Prospect-Lefferts Gardens, Brooklyn

This neighborhood was once part of the Town of Flatbush, one of the original six towns established by Dutch and British Colonists in what is now Kings County. Flatbush remained an independent municipality until it was annexed in 1894 by the City of Brooklyn, which then became part of Greater New York in 1898. Up until this point, much of Flatbush was used for agricultural purposes. One of the largest landowners was the Lefferts family, which settled in Brooklyn in 1661. Various branches of the family maintained expansive farmsteads throughout Kings County, as well as in Queens, Long Island and New Jersey. The estate comprising much of Prospect Lefferts Gardens eventually passed to John Lefferts.
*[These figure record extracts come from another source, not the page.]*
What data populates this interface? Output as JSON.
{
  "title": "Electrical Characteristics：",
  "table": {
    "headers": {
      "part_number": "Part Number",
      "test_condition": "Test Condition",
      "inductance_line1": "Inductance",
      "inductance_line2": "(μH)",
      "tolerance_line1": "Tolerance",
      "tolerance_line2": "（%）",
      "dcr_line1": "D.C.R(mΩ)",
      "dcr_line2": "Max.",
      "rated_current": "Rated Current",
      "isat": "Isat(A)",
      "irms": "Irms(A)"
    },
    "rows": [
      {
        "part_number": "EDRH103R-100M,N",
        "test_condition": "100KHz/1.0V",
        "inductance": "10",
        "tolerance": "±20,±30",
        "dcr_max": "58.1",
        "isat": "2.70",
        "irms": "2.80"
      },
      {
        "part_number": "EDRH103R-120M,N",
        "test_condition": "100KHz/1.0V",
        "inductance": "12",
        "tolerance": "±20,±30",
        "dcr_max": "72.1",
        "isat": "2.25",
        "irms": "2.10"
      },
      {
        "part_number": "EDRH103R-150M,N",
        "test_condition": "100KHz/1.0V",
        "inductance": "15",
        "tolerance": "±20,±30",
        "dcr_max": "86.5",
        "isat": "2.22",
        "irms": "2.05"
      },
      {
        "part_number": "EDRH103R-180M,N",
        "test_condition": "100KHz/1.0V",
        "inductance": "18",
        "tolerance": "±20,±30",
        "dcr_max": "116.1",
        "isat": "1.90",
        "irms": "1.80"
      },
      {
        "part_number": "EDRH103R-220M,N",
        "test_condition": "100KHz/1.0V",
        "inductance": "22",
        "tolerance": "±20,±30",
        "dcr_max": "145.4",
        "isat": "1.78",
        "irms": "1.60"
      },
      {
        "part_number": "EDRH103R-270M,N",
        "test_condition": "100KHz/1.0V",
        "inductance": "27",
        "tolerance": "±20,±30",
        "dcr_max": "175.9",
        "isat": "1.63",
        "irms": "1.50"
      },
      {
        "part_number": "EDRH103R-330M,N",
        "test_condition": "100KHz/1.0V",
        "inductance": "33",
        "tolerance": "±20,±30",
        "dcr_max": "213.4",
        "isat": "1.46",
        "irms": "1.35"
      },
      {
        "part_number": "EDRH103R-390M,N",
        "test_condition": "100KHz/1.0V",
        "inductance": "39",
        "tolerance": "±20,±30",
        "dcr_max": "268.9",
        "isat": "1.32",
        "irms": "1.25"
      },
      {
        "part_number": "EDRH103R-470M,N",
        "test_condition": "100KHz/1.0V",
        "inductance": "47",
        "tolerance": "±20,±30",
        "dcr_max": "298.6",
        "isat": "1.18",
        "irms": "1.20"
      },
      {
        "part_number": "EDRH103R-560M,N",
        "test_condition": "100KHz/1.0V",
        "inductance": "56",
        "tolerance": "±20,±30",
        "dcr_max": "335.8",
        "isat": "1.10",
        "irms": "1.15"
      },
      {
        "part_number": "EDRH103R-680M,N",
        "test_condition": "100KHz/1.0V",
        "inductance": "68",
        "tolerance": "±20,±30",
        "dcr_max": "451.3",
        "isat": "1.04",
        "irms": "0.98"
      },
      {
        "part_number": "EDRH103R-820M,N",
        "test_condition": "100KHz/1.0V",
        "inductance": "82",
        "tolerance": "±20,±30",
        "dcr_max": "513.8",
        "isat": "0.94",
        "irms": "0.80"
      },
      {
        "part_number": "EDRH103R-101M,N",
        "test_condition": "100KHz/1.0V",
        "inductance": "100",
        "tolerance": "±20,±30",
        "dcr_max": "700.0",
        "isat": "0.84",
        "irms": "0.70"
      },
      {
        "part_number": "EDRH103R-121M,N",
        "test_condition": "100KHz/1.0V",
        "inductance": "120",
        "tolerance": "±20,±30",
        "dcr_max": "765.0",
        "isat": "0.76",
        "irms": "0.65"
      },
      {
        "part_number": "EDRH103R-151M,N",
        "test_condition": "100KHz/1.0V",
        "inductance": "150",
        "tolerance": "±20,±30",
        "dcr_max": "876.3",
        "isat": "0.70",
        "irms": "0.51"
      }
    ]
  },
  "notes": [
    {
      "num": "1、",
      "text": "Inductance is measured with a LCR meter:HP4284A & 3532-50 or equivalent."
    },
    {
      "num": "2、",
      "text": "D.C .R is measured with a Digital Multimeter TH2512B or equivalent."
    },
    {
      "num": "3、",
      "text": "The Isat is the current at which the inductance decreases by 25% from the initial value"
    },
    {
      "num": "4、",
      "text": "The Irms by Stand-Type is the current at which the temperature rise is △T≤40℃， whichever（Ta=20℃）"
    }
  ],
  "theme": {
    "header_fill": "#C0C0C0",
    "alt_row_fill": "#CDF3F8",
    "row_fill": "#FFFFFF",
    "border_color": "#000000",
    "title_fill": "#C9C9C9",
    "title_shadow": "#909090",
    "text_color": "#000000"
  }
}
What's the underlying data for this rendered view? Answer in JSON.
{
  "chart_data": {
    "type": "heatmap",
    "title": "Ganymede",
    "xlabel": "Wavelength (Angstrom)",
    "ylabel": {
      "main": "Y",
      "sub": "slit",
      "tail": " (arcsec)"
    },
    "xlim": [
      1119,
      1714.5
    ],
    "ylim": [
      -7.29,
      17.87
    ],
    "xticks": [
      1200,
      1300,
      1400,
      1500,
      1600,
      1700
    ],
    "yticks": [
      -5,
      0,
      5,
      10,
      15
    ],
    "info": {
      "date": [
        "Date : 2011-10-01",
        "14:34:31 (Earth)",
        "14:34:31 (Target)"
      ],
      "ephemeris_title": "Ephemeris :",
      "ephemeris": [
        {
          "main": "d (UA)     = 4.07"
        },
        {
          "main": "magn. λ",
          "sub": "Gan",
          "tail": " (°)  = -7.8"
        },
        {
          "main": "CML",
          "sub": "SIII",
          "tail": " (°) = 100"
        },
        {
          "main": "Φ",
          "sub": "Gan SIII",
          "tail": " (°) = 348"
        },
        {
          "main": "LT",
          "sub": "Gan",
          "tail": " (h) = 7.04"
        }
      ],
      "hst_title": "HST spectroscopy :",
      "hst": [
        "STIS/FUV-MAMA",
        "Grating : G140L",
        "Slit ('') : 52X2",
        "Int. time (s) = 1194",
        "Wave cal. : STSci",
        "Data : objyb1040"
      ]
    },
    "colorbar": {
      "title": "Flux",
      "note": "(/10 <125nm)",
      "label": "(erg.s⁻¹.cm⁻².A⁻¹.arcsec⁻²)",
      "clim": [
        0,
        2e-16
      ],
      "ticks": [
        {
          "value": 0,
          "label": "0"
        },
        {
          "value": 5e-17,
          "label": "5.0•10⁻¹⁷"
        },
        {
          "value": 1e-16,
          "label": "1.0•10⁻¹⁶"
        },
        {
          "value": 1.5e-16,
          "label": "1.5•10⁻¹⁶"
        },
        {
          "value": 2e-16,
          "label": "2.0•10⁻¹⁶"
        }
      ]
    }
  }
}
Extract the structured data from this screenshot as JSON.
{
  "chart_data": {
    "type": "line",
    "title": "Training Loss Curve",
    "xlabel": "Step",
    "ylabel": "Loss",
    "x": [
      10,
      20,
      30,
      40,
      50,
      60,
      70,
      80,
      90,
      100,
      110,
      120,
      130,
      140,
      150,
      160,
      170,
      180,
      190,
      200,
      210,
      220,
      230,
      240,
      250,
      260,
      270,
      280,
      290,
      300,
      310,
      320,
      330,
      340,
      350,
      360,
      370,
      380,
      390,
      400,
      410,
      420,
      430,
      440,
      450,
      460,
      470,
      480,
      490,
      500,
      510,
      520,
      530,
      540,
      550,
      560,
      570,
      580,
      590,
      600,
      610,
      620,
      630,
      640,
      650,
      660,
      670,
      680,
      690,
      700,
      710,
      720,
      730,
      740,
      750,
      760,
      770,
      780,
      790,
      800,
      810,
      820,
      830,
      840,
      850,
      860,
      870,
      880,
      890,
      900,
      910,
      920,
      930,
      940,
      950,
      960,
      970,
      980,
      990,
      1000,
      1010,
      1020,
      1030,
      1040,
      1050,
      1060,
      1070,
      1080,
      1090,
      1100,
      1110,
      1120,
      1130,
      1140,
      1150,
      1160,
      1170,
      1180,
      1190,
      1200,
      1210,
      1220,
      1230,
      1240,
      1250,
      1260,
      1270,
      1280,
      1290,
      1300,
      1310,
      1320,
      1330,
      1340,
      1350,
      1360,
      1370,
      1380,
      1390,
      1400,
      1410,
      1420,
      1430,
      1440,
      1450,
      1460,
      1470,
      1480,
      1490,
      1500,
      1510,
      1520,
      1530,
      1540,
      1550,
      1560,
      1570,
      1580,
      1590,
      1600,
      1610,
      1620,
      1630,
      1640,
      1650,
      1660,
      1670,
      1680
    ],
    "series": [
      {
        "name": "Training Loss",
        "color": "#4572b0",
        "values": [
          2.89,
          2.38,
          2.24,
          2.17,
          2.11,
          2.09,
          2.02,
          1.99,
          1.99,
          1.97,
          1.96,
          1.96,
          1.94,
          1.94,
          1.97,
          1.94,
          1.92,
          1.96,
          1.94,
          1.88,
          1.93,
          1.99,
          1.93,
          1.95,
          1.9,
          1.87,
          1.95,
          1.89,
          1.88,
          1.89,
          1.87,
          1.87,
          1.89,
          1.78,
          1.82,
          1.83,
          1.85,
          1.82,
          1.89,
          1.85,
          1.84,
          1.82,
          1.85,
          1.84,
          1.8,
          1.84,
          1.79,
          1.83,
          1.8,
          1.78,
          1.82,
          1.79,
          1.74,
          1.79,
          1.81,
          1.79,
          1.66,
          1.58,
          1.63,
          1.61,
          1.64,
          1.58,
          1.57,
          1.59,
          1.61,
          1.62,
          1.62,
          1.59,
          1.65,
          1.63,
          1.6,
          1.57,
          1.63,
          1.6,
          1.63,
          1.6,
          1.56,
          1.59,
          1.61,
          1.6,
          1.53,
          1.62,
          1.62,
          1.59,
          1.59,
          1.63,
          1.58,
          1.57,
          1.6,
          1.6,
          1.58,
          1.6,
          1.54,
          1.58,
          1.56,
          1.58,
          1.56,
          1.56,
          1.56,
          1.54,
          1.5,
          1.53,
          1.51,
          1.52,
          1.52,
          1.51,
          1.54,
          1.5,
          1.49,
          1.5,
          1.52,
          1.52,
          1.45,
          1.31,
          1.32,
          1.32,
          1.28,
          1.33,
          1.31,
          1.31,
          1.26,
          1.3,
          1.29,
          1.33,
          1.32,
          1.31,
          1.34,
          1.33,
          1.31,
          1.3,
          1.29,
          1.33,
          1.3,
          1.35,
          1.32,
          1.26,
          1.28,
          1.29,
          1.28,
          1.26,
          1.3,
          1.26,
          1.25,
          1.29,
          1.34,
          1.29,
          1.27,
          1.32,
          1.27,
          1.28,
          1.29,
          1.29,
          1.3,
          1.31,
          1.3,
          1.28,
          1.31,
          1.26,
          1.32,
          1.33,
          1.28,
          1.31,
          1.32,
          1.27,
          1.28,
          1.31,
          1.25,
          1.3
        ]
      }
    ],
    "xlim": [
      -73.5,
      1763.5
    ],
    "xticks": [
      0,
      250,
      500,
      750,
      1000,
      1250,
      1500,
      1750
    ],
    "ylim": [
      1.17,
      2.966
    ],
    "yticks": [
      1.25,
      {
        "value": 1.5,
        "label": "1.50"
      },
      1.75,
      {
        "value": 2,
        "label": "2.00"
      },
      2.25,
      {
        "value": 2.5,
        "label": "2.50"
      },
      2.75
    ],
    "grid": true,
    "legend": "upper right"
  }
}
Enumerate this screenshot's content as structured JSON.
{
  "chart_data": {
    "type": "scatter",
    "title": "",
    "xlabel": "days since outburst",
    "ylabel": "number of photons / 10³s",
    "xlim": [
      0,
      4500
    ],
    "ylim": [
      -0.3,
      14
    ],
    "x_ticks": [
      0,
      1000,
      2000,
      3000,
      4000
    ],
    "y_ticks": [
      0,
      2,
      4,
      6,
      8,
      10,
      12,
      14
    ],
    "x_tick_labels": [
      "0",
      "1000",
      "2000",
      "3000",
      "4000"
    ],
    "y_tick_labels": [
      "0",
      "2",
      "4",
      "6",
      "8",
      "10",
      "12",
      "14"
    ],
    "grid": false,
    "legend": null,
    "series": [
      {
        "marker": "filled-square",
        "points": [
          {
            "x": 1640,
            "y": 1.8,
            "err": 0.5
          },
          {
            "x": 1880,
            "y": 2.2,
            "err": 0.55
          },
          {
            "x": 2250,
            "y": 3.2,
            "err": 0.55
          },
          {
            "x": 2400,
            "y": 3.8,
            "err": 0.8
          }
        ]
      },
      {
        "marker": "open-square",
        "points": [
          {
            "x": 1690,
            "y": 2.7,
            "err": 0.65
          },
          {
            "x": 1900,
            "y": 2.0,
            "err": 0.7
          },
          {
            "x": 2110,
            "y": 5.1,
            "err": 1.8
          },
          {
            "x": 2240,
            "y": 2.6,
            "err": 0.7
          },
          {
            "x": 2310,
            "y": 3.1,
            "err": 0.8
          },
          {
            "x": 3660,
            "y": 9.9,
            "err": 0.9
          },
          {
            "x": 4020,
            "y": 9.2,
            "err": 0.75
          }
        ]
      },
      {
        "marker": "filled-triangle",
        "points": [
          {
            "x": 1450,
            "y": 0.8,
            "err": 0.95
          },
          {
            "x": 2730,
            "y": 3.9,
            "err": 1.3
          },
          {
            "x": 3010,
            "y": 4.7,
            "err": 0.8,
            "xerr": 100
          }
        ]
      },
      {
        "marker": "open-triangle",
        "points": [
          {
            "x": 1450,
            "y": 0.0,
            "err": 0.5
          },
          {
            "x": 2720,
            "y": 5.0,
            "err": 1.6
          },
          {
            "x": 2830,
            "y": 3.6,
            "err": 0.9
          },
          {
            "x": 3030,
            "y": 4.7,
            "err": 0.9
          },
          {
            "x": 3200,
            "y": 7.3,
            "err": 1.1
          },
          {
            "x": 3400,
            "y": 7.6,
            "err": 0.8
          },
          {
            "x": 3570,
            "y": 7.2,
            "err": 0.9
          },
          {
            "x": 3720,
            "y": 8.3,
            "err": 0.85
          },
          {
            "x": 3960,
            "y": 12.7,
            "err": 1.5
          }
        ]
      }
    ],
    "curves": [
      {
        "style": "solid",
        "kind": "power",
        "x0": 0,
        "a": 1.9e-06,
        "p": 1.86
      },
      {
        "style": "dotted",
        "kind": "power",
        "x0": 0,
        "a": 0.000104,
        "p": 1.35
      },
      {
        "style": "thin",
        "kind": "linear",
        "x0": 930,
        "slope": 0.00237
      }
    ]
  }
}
An early proponent of development, he helped found the Flatbush Plank Road Company in 1855 to improve access to the area.

As was often the case in New York City, transportation was the primary catalyst for urban development in the neighborhood. Continuing his father’s efforts, John’s son James Lefferts invested in the Brooklyn, Flatbush & Coney Island Railway Company, established in 1878. Initially serving pleasure seekers traveling between the Flatbush Long Island Railroad terminal and the beach, this became a true commuter line in 1896 when it was extended northward to downtown Brooklyn and eventually crossed the Brooklyn Bridge to Manhattan in 1901. John Lefferts began to subdivide the estate in 1887 when he announced the sale of 516 lots east of Rogers Avenue. A promotional pamphlet proclaimed that, “the absurdity of devoting lands so desirable, central, and valuable to raising corn and potatoes has finally induced the owner to part with [the] lots.” The local press pronounced it “the most brilliant auction sale ever made in Flatbush,” which likely encouraged James Lefferts to put an additional 600 lots—most of the remaining farmstead—up for sale in 1893. Perhaps because these lots surrounded Lefferts’ own homestead, he added restrictive covenants prohibiting standard “noxious” uses (primarily industrial) and further stipulating that all buildings would be single-family houses. The lots covered by these covenants consisted of the area between Flatbush Avenue and Rogers Avenue from Lincoln Road to Fenimore Street, and was and is referred to as Lefferts Manor. In 1919 the Lefferts Manor Association was established to enforce the restrictions and preserve the area’s single-family residential character. Though the covenants limited use to single-family houses, the Association and the press were quick to point out that this did not overly restrict the neighborhood’s architectural variety. As one article noted, “the rule has not brought about any monotonous style of architecture. Some of the residences are of imposing size, in stone, stucco or wood. Others are dignified brick buildings in a row.” Outside Lefferts Manor, development was somewhat less constrained. Many blocks were built up with two-family row houses—some closely resembling their single-family counterparts and others more clearly embracing their duplex character. Some contain six-story elevator apartment buildings designed in a variety of styles. Flatbush Avenue in particular has a wealth of small-scale commercial buildings with fine architectural details.

By the 1960s the Association began to rely on zoning regulations to enforce the residential character of the neighborhood, and in the 1970s a portion of the neighborhood was designated as a New York City historic district to preserve its architectural character. The Prospect Lefferts Gardens Neighborhood Association was founded in the late 1960s to foster racial integration in the area and to promote the vitality of the greater neighborhood (both inside and outside Lefferts Manor), a goal shared by the many civic organizations that continue to advocate for the preservation of Prospect Lefferts Gardens.